Reflections on Aging
My talented neighbor, Steven Mosborg, captures reflections better than most…
Ever have one of those flashes of insight that make you wonder how you lived until today without figuring it out before?
I’ve been having an alarming number of those lately, and I’m chalking it up to my relatively newly achieved well-seasoned age. As said by one of our founding fathers Ben Franklin ““Life's tragedy is that we get old too soon and wise too late.”
At this point, I’m just grateful that I’ve achieved enough age to begin gleaning a smattering of wisdom, or at least I’ve become old enough to figure a few things out.
This week, I figured out that I share the same age decade with the man to whom I have been married for more than 44 years for exactly one and a half years every decade. And what does that awkward sentence mean? It means that when I finally reached the age of 30, he was still in his 30s for another year and a half. Same with 40, and then 50, and well, you get the idea.

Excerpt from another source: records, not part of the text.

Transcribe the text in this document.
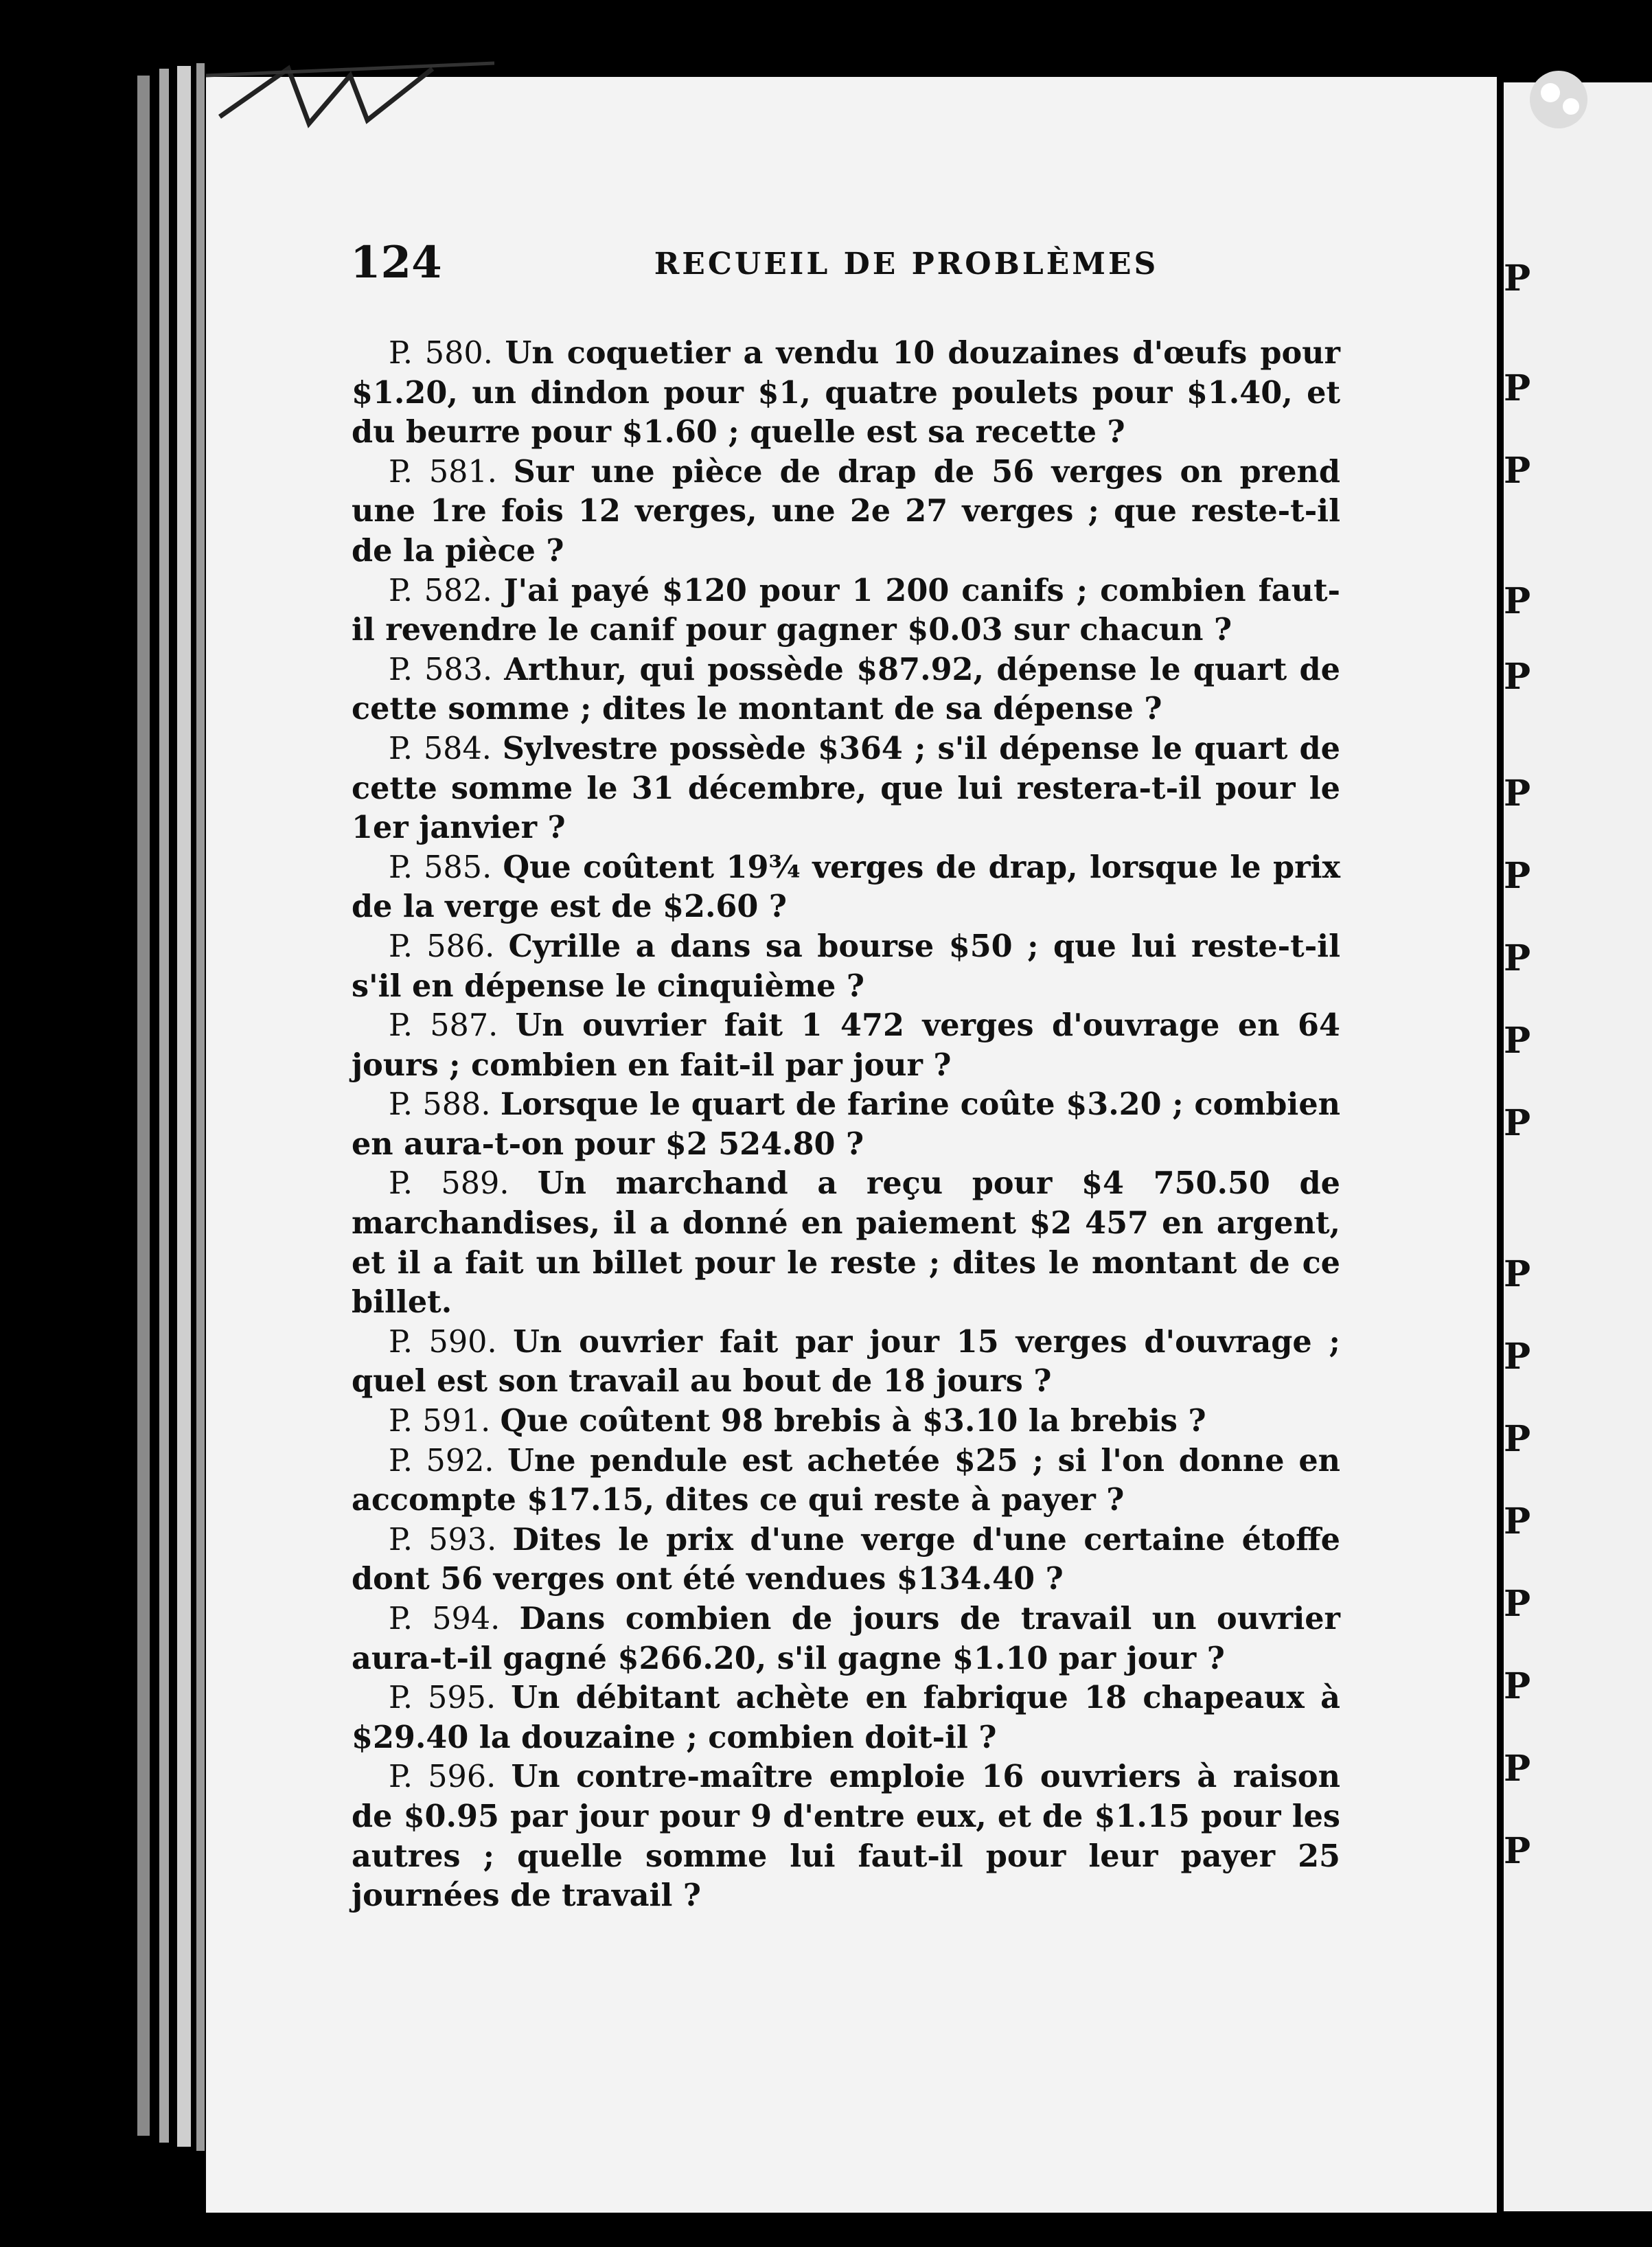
P
P
P
P
P
P
P
P
P
P
P
P
P
P
P
P
P
P
124	RECUEIL DE PROBLÈMES

P. 580. Un coquetier a vendu 10 douzaines d'œufs pour $1.20, un dindon pour $1, quatre poulets pour $1.40, et du beurre pour $1.60 ; quelle est sa recette ?

P. 581. Sur une pièce de drap de 56 verges on prend une 1re fois 12 verges, une 2e 27 verges ; que reste-t-il de la pièce ?

P. 582. J'ai payé $120 pour 1 200 canifs ; combien faut-il revendre le canif pour gagner $0.03 sur chacun ?

P. 583. Arthur, qui possède $87.92, dépense le quart de cette somme ; dites le montant de sa dépense ?

P. 584. Sylvestre possède $364 ; s'il dépense le quart de cette somme le 31 décembre, que lui restera-t-il pour le 1er janvier ?

P. 585. Que coûtent 19¾ verges de drap, lorsque le prix de la verge est de $2.60 ?

P. 586. Cyrille a dans sa bourse $50 ; que lui reste-t-il s'il en dépense le cinquième ?

P. 587. Un ouvrier fait 1 472 verges d'ouvrage en 64 jours ; combien en fait-il par jour ?

P. 588. Lorsque le quart de farine coûte $3.20 ; combien en aura-t-on pour $2 524.80 ?

P. 589. Un marchand a reçu pour $4 750.50 de marchandises, il a donné en paiement $2 457 en argent, et il a fait un billet pour le reste ; dites le montant de ce billet.

P. 590. Un ouvrier fait par jour 15 verges d'ouvrage ; quel est son travail au bout de 18 jours ?

P. 591. Que coûtent 98 brebis à $3.10 la brebis ?

P. 592. Une pendule est achetée $25 ; si l'on donne en accompte $17.15, dites ce qui reste à payer ?

P. 593. Dites le prix d'une verge d'une certaine étoffe dont 56 verges ont été vendues $134.40 ?

P. 594. Dans combien de jours de travail un ouvrier aura-t-il gagné $266.20, s'il gagne $1.10 par jour ?

P. 595. Un débitant achète en fabrique 18 chapeaux à $29.40 la douzaine ; combien doit-il ?

P. 596. Un contre-maître emploie 16 ouvriers à raison de $0.95 par jour pour 9 d'entre eux, et de $1.15 pour les autres ; quelle somme lui faut-il pour leur payer 25 journées de travail ?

So this year, it was somehow shocking to realize that we would only share our 70s for another year before one of us moves into the next decade of age. I mean, it is also somewhat shocking to realize we’re both IN our 70s, but that’s feeling more and more like a gift at this point.
How did time move so fast? And how do we have fully adult children engaged in their fully adult lives who are nearly absolutely autonomous on their own?
And that brings up another batch of insights that have been occurring with surprising frequency - those that make me realize that my mom, surprisingly, was right.
Mom was a complicated woman who left too soon. She was gone before I turned 23, so my memory of “Momisms” goes way back.
She always said that she couldn’t believe I was in high school because she sometimes felt she was still in her teens. That statement always stopped me for a second, as I looked at her freshly retinted red hair and thought, “Really, Mom?”
When they drove to North Carolina to drop me off for my first year of college, she was enthralled with the Wake Forest campus. In her earnest and eager way, she was making friends with other parents with the opening line of, “Can you believe our children are old enough for college?”
It was somewhat horrifying to my 18 year old self, but she got a laugh from other parents, so I didn’t interfere with her efforts.
And now, here I am surprised that my grown daughter is old enough to go to a professional conference out of state without me, and that my son and his family are old enough to fly across the country to gather with their delightful in-laws. Now it’s me, saying to Jacques, “Can you believe our children are old enough to travel without us?”